11. Il ressort des termes de l’arrêté attaqué que la société requérante a procédé à l’extension du bâtiment principal situé sur la parcelle sise 42 rue René Blouet à Garges-lès-Gonesse en l’absence de toute autorisation d’urbanisme, en méconnaissance du code de l’urbanisme, de sorte que l’ingérence ne peut avoir eu qu’un but légitime lié au respect des règles d’urbanisme.
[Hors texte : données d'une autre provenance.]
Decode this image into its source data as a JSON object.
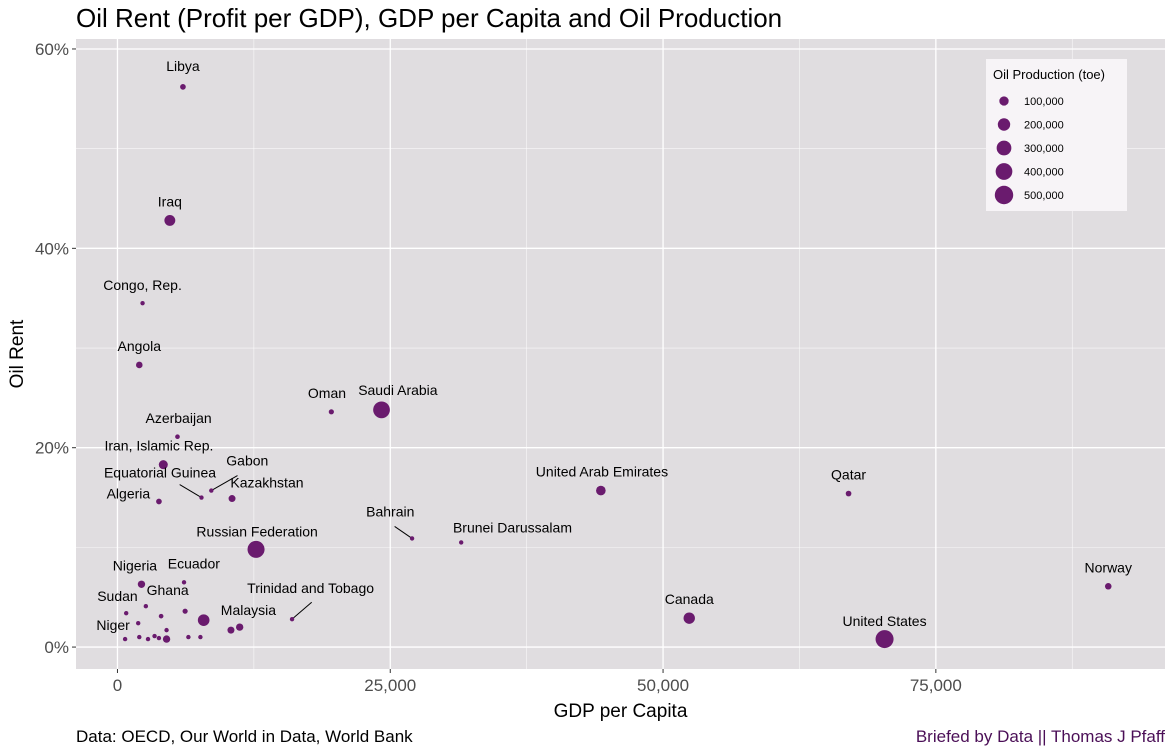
{
  "chart_data": {
    "type": "scatter",
    "title": "Oil Rent (Profit per GDP), GDP per Capita and Oil Production",
    "xlabel": "GDP per Capita",
    "ylabel": "Oil Rent",
    "xlim": [
      -3800,
      96000
    ],
    "ylim": [
      -0.022,
      0.61
    ],
    "x_ticks": [
      0,
      25000,
      50000,
      75000
    ],
    "x_tick_labels": [
      "0",
      "25,000",
      "50,000",
      "75,000"
    ],
    "y_ticks": [
      0,
      0.2,
      0.4,
      0.6
    ],
    "y_tick_labels": [
      "0%",
      "20%",
      "40%",
      "60%"
    ],
    "grid": true,
    "point_color": "#6a1b6e",
    "panel_background": "#e0dde0",
    "size_legend": {
      "title": "Oil Production (toe)",
      "placement": "top-right",
      "values": [
        100000,
        200000,
        300000,
        400000,
        500000
      ],
      "labels": [
        "100,000",
        "200,000",
        "300,000",
        "400,000",
        "500,000"
      ]
    },
    "points": [
      {
        "label": "Libya",
        "x": 6000,
        "y": 0.562,
        "size": 60000
      },
      {
        "label": "Iraq",
        "x": 4800,
        "y": 0.428,
        "size": 220000
      },
      {
        "label": "Congo, Rep.",
        "x": 2300,
        "y": 0.345,
        "size": 15000
      },
      {
        "label": "Angola",
        "x": 2000,
        "y": 0.283,
        "size": 80000
      },
      {
        "label": "Oman",
        "x": 19600,
        "y": 0.236,
        "size": 50000
      },
      {
        "label": "Saudi Arabia",
        "x": 24200,
        "y": 0.238,
        "size": 520000
      },
      {
        "label": "Azerbaijan",
        "x": 5500,
        "y": 0.211,
        "size": 40000
      },
      {
        "label": "Iran, Islamic Rep.",
        "x": 4200,
        "y": 0.183,
        "size": 150000
      },
      {
        "label": "Gabon",
        "x": 8600,
        "y": 0.157,
        "size": 12000
      },
      {
        "label": "Equatorial Guinea",
        "x": 7700,
        "y": 0.15,
        "size": 15000
      },
      {
        "label": "Kazakhstan",
        "x": 10500,
        "y": 0.149,
        "size": 90000
      },
      {
        "label": "Algeria",
        "x": 3800,
        "y": 0.146,
        "size": 60000
      },
      {
        "label": "United Arab Emirates",
        "x": 44300,
        "y": 0.157,
        "size": 170000
      },
      {
        "label": "Qatar",
        "x": 67000,
        "y": 0.154,
        "size": 60000
      },
      {
        "label": "Bahrain",
        "x": 27000,
        "y": 0.109,
        "size": 12000
      },
      {
        "label": "Brunei Darussalam",
        "x": 31500,
        "y": 0.105,
        "size": 12000
      },
      {
        "label": "Russian Federation",
        "x": 12700,
        "y": 0.098,
        "size": 540000
      },
      {
        "label": "Nigeria",
        "x": 2200,
        "y": 0.063,
        "size": 100000
      },
      {
        "label": "Ecuador",
        "x": 6100,
        "y": 0.065,
        "size": 30000
      },
      {
        "label": "Norway",
        "x": 90800,
        "y": 0.061,
        "size": 80000
      },
      {
        "label": "Sudan",
        "x": 800,
        "y": 0.034,
        "size": 12000
      },
      {
        "label": "Ghana",
        "x": 2600,
        "y": 0.041,
        "size": 15000
      },
      {
        "label": "Trinidad and Tobago",
        "x": 16000,
        "y": 0.028,
        "size": 15000
      },
      {
        "label": "Malaysia",
        "x": 10400,
        "y": 0.017,
        "size": 90000
      },
      {
        "label": "Canada",
        "x": 52400,
        "y": 0.029,
        "size": 240000
      },
      {
        "label": "United States",
        "x": 70300,
        "y": 0.008,
        "size": 600000
      },
      {
        "label": "Niger",
        "x": 700,
        "y": 0.008,
        "size": 8000
      },
      {
        "label": "",
        "x": 6200,
        "y": 0.036,
        "size": 50000
      },
      {
        "label": "",
        "x": 7900,
        "y": 0.027,
        "size": 250000
      },
      {
        "label": "",
        "x": 4000,
        "y": 0.031,
        "size": 40000
      },
      {
        "label": "",
        "x": 11200,
        "y": 0.02,
        "size": 100000
      },
      {
        "label": "",
        "x": 1900,
        "y": 0.024,
        "size": 15000
      },
      {
        "label": "",
        "x": 4500,
        "y": 0.017,
        "size": 15000
      },
      {
        "label": "",
        "x": 2000,
        "y": 0.01,
        "size": 30000
      },
      {
        "label": "",
        "x": 2800,
        "y": 0.008,
        "size": 12000
      },
      {
        "label": "",
        "x": 3400,
        "y": 0.011,
        "size": 20000
      },
      {
        "label": "",
        "x": 3800,
        "y": 0.009,
        "size": 15000
      },
      {
        "label": "",
        "x": 4500,
        "y": 0.008,
        "size": 100000
      },
      {
        "label": "",
        "x": 6500,
        "y": 0.01,
        "size": 12000
      },
      {
        "label": "",
        "x": 7600,
        "y": 0.01,
        "size": 10000
      }
    ],
    "leader_lines": [
      {
        "label": "Gabon",
        "from": [
          11000,
          0.172
        ],
        "to": [
          8600,
          0.157
        ]
      },
      {
        "label": "Equatorial Guinea",
        "from": [
          5700,
          0.163
        ],
        "to": [
          7700,
          0.15
        ]
      },
      {
        "label": "Bahrain",
        "from": [
          25400,
          0.121
        ],
        "to": [
          27000,
          0.109
        ]
      },
      {
        "label": "Trinidad and Tobago",
        "from": [
          17800,
          0.045
        ],
        "to": [
          16000,
          0.028
        ]
      }
    ],
    "label_positions": {
      "Libya": [
        6000,
        0.578
      ],
      "Iraq": [
        4800,
        0.442
      ],
      "Congo, Rep.": [
        2300,
        0.358
      ],
      "Angola": [
        2000,
        0.297
      ],
      "Oman": [
        19200,
        0.25
      ],
      "Saudi Arabia": [
        25700,
        0.253
      ],
      "Azerbaijan": [
        5600,
        0.225
      ],
      "Iran, Islamic Rep.": [
        3800,
        0.197
      ],
      "Gabon": [
        11900,
        0.182
      ],
      "Equatorial Guinea": [
        3900,
        0.17
      ],
      "Kazakhstan": [
        13700,
        0.16
      ],
      "Algeria": [
        1000,
        0.149
      ],
      "United Arab Emirates": [
        44400,
        0.171
      ],
      "Qatar": [
        67000,
        0.168
      ],
      "Bahrain": [
        25000,
        0.131
      ],
      "Brunei Darussalam": [
        36200,
        0.115
      ],
      "Russian Federation": [
        12800,
        0.111
      ],
      "Nigeria": [
        1600,
        0.077
      ],
      "Ecuador": [
        7000,
        0.079
      ],
      "Norway": [
        90800,
        0.075
      ],
      "Sudan": [
        0,
        0.046
      ],
      "Ghana": [
        4600,
        0.052
      ],
      "Trinidad and Tobago": [
        17700,
        0.054
      ],
      "Malaysia": [
        12000,
        0.032
      ],
      "Canada": [
        52400,
        0.043
      ],
      "United States": [
        70300,
        0.021
      ],
      "Niger": [
        -400,
        0.017
      ]
    }
  },
  "caption_left": "Data: OECD, Our World in Data, World Bank",
  "caption_right": "Briefed by Data || Thomas J Pfaff"
}
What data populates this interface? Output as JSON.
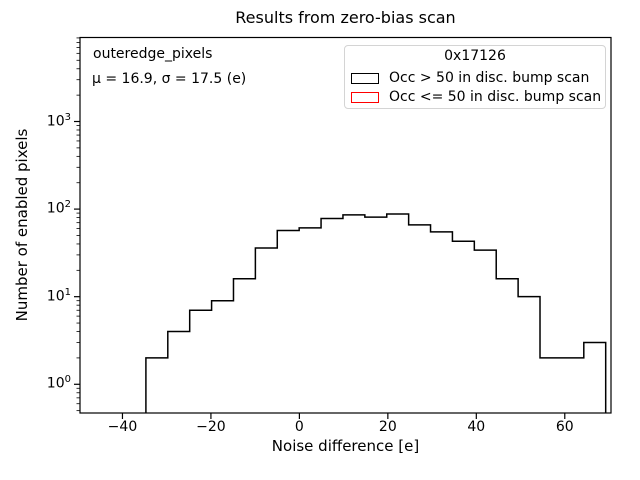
{
  "chart_data": {
    "type": "histogram",
    "histtype": "step",
    "title": "Results from zero-bias scan",
    "xlabel": "Noise difference [e]",
    "ylabel": "Number of enabled pixels",
    "yscale": "log",
    "grid": false,
    "xlim": [
      -49.6,
      70.45
    ],
    "ylim": [
      0.47,
      9100
    ],
    "x_ticks": [
      -40,
      -20,
      0,
      20,
      40,
      60
    ],
    "y_tick_exponents": [
      0,
      1,
      2,
      3
    ],
    "annotation": {
      "line1": "outeredge_pixels",
      "line2": "μ = 16.9, σ = 17.5 (e)"
    },
    "legend": {
      "title": "0x17126",
      "position": "upper right",
      "entries": [
        {
          "label": "Occ > 50 in disc. bump scan",
          "edge_color": "#000000"
        },
        {
          "label": "Occ <= 50 in disc. bump scan",
          "edge_color": "#ff0000"
        }
      ]
    },
    "series": [
      {
        "name": "Occ > 50 in disc. bump scan",
        "color": "#000000",
        "bin_edges": [
          -34.7,
          -29.75,
          -24.8,
          -19.85,
          -14.9,
          -9.95,
          -5.0,
          -0.05,
          4.9,
          9.85,
          14.8,
          19.75,
          24.7,
          29.65,
          34.6,
          39.55,
          44.5,
          49.45,
          54.4,
          59.35,
          64.3,
          69.25
        ],
        "counts": [
          2,
          4,
          7,
          9,
          16,
          36,
          57,
          61,
          78,
          86,
          81,
          88,
          66,
          55,
          43,
          34,
          16,
          10,
          2,
          2,
          3
        ]
      },
      {
        "name": "Occ <= 50 in disc. bump scan",
        "color": "#ff0000",
        "bin_edges": [],
        "counts": []
      }
    ]
  }
}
Par ailleurs, la société requérante n’établit pas que le choix de construire sur le terrain en cause, en l’absence de toute autorisation d’urbanisme, aurait été dicté par des motifs dont l’importance excèderait celle imposant aux administrés de se conformer aux règles de l’urbanisme.
12. Il résulte de tout ce qui précède, sans qu’il soit besoin d’examiner la fin de non-recevoir opposée en défense, que les conclusions en annulation dirigées contre l’arrêté du 27 avril 2022 doivent être rejetées.
Sur les frais liés au litige :
13. Les dispositions de l’article L. 761-1 du code de justice administrative font obstacle à ce que soit mise à la charge de la commune de Garges-lès-Gonesse, qui n’est pas dans la présente instance la partie perdante, la somme demandée par la société PRJ au titre des frais exposés par elle et non compris dans les dépens. Il n’y a pas lieu, dans les circonstances de l’espèce, de mettre à la charge de la société requérante la somme demandée par la commune de Garges-lès-Gonesse au même titre.
D E C I D E :
Article 1er : La requête de la société PRJ est rejetée.
Article 2 : Les conclusions de la commune de Garges-lès-Gonesse présentées sur le fondement des dispositions de l’article L. 761-1 du code de justice administrative sont rejetées.
Article 3 : Le présent jugement sera notifié à la société PRJ et au maire de Garges-lès-Gonesse.
Délibéré après l’audience du 20 juin 2025, à laquelle siégeaient :
- M. Buisson, président ;
- Mme Mettetal-Maxant, première conseillère ;
- Mme L’Hermine, première conseillère ;
assistés de Mme Pradeau, greffière.
Rendu public par mise à disposition au greffe le 11 juillet 2025.
La rapporteure,
signé
M. L’Hermine
Le président,
signé
L. Buisson
La greffière,
signé
A. Pradeau
La République mande et ordonne au préfet du Val-d’Oise en ce qui le concerne et à tous commissaires de justice à ce requis en ce qui concerne les voies de droit commun contre les parties privées, de pourvoir à l’exécution de la présente décision.